Cycling Faster: The Truth About Shaving Your Arms and Legs

Discover if shaving your arms and legs can improve your cycling performance. We conducted wind tunnel tests to find out the truth behind this common practice.

Cycling Faster: The Truth About Shaving Your Arms and Legs
Photo by Brett Jordan / Unsplash

Have you ever wondered if shaving your arms and legs can make a difference in your cycling performance? A recent test at a wind tunnel in Germany aimed to answer this very question. Inspired by an old Specialized wind tunnel video claiming a 20-watt improvement, the testers decided to investigate whether this practice is truly beneficial or just a myth.

The Test Setup

The experiment began with establishing a baseline with unshaved arms and legs. The protocol involved three runs at 250 watts for approximately five minutes each, tested at 0 and 10 degrees yaw. After the baseline run, the tester shaved their arms and legs and repeated the test. To modernize the experiment, they also tested with calf sleeves on the freshly shaved skin.

The Results

Here’s a summary of their findings:

  1. Baseline (Unshaved): CDA of 0.225
  2. Shaved Arms and Legs: CDA of 0.212 (Approx. 13-watt improvement)
  3. Calf Sleeves:
    • Surpass Calf Sleeves: CDA of 0.212
    • Castelli Calf Sleeves: CDA of 0.210
    • Ho Calf Sleeves: CDA of 0.211

To add more credibility, they also tested with the MET Drone helmet known for its aerodynamic advantage, resulting in a CDA drop to 0.208.

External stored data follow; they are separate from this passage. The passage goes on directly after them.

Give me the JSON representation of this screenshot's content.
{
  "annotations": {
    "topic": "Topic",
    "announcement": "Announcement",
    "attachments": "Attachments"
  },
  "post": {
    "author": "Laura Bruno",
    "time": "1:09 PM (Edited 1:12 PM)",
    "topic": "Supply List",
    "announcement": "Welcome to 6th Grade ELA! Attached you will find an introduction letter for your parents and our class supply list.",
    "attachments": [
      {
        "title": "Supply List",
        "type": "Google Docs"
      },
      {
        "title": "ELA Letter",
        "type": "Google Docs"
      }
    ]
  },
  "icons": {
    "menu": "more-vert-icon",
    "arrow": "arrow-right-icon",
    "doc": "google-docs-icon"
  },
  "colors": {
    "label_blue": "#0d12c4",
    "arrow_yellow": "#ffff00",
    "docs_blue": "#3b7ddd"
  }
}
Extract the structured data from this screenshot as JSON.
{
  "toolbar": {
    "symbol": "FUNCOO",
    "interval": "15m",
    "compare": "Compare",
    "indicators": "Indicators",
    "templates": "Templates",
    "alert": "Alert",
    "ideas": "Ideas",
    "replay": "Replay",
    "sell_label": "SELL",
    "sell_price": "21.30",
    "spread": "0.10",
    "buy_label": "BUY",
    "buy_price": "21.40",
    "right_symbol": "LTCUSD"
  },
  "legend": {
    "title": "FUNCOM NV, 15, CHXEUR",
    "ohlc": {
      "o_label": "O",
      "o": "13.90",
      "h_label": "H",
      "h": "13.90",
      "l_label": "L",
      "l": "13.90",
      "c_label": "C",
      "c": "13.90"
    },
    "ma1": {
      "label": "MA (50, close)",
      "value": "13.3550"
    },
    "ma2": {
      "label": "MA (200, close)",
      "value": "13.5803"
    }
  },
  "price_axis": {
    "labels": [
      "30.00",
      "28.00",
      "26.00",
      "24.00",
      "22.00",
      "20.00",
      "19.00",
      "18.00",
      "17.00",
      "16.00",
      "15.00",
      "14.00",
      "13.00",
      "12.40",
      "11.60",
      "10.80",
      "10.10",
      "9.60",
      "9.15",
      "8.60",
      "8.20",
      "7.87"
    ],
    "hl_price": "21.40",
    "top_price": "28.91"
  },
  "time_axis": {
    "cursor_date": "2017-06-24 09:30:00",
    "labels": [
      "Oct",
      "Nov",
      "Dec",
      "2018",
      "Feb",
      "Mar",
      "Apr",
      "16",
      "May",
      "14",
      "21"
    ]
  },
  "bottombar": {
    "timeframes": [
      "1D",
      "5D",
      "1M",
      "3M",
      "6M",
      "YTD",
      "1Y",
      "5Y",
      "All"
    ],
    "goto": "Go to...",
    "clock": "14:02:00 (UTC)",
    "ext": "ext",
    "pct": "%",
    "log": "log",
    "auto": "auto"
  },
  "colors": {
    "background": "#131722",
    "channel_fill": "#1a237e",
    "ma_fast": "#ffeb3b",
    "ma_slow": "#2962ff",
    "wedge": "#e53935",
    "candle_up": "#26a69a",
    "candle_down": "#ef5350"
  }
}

The data was consistent across multiple runs, confirming the significant reduction in drag from shaving. Despite initial skepticism, the results were clear: shaving arms and legs provided a measurable aerodynamic benefit.


Based on these wind tunnel tests, it’s safe to say that shaving your arms and legs can indeed give you a competitive edge. While it may seem hard to embrace this fact, the data doesn't lie. For those looking for a free and easy way to improve cycling speed, shaving might be worth considering.